December 15, 2023 4:00 pm - 4:00 pm ET
Statistics and Data Science Seminar Series
LGRT 1681 and https://umass-amherst.zoom.us/j/99961516886

Single index models provide an effective dimension reduction tool in regression, especially for high dimensional data, by projecting a general multivariate predictor onto a direction vector. In this talk, we propose a novel single-index model for regression models where metric space-valued random object responses are coupled with multivariate Euclidean predictors. The responses in this regression model include complex, non-Euclidean data, including covariance matrices, graph Laplacians of networks, and univariate probability distribution functions, among other complex objects that lie in abstract metric spaces. While Fréchet regression has proved useful for modeling the conditional mean of such random objects given multivariate Euclidean vectors, it does not provide for regression parameters such as slopes or intercepts, since the metric space-valued responses are not amenable to linear operations.

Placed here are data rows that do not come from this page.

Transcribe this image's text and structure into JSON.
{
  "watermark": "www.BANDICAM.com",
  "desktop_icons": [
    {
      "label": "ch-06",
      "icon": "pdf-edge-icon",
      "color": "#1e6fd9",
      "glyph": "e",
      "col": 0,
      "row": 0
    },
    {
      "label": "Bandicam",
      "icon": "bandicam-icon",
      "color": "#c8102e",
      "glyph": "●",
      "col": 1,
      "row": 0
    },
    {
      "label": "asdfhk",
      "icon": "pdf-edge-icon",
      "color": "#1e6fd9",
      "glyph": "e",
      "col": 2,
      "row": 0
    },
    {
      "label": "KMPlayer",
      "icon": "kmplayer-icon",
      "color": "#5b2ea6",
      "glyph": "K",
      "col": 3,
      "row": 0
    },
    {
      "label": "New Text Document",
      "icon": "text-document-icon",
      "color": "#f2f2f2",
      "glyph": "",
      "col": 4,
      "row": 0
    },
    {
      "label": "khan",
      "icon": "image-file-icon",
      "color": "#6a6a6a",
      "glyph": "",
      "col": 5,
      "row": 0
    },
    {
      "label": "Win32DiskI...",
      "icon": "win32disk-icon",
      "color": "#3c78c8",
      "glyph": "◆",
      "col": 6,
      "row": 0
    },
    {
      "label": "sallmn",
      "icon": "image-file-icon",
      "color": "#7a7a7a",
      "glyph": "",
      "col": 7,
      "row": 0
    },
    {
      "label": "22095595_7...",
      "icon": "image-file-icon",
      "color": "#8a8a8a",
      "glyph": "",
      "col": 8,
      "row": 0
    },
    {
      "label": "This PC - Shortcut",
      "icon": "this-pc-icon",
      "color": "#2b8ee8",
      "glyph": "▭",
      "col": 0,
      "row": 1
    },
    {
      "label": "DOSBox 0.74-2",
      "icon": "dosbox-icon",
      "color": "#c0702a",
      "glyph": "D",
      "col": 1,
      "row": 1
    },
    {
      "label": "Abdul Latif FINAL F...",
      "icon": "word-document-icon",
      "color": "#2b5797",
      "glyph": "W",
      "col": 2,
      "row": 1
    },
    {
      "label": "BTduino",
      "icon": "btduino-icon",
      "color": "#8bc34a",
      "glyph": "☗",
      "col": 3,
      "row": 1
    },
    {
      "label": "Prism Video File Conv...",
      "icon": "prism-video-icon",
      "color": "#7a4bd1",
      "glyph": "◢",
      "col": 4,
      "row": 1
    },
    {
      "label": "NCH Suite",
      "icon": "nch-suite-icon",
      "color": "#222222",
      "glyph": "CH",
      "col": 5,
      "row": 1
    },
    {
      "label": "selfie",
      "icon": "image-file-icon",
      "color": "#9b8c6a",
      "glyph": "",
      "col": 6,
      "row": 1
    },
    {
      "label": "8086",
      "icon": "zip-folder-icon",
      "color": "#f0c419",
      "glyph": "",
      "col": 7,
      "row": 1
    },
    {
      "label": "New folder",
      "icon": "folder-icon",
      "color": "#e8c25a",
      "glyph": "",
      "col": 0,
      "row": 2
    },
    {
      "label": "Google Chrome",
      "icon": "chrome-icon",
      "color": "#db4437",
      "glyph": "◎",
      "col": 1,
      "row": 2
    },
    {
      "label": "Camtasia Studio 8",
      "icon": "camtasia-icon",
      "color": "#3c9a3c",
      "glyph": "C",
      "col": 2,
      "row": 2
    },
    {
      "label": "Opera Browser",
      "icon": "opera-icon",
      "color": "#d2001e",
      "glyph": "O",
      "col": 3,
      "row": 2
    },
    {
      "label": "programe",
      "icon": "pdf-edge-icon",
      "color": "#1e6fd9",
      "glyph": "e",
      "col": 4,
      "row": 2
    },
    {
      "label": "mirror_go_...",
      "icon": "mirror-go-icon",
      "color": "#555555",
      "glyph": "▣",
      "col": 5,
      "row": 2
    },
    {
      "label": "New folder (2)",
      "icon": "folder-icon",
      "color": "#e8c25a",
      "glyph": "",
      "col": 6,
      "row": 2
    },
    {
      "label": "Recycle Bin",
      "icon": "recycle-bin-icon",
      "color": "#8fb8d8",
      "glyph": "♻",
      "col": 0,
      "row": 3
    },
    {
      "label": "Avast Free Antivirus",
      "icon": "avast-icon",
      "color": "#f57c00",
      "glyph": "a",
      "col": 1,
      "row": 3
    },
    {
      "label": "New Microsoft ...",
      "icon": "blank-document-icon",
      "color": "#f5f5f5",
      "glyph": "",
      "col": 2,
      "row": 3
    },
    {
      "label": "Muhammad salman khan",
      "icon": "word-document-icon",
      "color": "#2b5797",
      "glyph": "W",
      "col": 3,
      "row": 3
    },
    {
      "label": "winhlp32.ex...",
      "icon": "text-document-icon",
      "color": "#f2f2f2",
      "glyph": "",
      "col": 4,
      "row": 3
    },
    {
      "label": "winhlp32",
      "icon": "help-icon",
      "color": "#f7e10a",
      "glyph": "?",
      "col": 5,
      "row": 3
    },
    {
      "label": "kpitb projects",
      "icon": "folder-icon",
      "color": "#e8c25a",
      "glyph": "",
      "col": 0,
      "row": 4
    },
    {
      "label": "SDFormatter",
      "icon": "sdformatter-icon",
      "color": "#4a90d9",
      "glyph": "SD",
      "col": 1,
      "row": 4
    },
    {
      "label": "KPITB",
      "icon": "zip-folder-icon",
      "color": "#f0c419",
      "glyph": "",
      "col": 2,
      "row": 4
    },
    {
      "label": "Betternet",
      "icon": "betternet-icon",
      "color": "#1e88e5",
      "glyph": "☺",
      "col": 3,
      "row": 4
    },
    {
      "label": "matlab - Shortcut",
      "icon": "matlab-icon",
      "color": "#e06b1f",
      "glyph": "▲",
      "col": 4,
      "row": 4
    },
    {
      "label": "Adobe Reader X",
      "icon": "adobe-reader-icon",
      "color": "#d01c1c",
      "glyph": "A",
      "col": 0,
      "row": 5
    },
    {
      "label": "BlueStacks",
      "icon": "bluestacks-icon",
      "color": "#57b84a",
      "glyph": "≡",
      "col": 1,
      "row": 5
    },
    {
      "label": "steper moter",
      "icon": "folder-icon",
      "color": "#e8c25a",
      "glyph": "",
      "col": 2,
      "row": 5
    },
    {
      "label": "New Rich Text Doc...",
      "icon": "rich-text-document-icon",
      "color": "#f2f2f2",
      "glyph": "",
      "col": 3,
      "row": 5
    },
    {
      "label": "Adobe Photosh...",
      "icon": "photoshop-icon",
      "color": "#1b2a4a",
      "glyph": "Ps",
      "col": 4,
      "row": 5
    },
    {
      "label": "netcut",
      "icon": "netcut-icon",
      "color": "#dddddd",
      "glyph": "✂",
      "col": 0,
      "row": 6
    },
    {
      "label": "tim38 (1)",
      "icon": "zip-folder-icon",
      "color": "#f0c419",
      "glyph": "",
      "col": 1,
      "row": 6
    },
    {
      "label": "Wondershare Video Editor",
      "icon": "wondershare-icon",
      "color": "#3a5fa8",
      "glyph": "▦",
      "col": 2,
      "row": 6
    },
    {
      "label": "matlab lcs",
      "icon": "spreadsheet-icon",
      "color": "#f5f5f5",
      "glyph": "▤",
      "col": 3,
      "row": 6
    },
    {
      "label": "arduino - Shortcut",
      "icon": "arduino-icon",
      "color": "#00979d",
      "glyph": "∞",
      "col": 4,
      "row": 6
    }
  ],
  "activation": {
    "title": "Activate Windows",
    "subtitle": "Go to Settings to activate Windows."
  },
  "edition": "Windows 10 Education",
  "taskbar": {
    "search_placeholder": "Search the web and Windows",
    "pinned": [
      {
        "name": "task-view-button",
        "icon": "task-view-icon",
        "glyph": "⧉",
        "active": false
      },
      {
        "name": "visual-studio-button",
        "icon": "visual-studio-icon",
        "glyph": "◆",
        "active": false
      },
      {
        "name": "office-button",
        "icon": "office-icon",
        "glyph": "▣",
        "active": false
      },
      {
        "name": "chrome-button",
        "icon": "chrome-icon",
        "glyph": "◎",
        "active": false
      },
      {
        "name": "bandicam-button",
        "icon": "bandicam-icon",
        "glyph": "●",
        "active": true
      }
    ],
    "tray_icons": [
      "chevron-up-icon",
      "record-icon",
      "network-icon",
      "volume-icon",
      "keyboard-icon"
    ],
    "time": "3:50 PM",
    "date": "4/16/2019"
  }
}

As a consequence, distributional results for Fréchet regression have been elusive. We show here that for the case of multivariate Euclidean predictors, the parameters that define a single index and projection vector can be used to substitute for the inherent absence of parameters in Fréchet regression. Specifically, we derive the asymptotic distribution of suitable estimates of these parameters, which then can be utilized to test linear hypotheses for the parameters, subject to an identifiability condition. Consistent estimation of the link function of the single index Fréchet regression model is obtained through local linear Fréchet regression. The method is illustrated for distributional object data from the Human Mortality Database.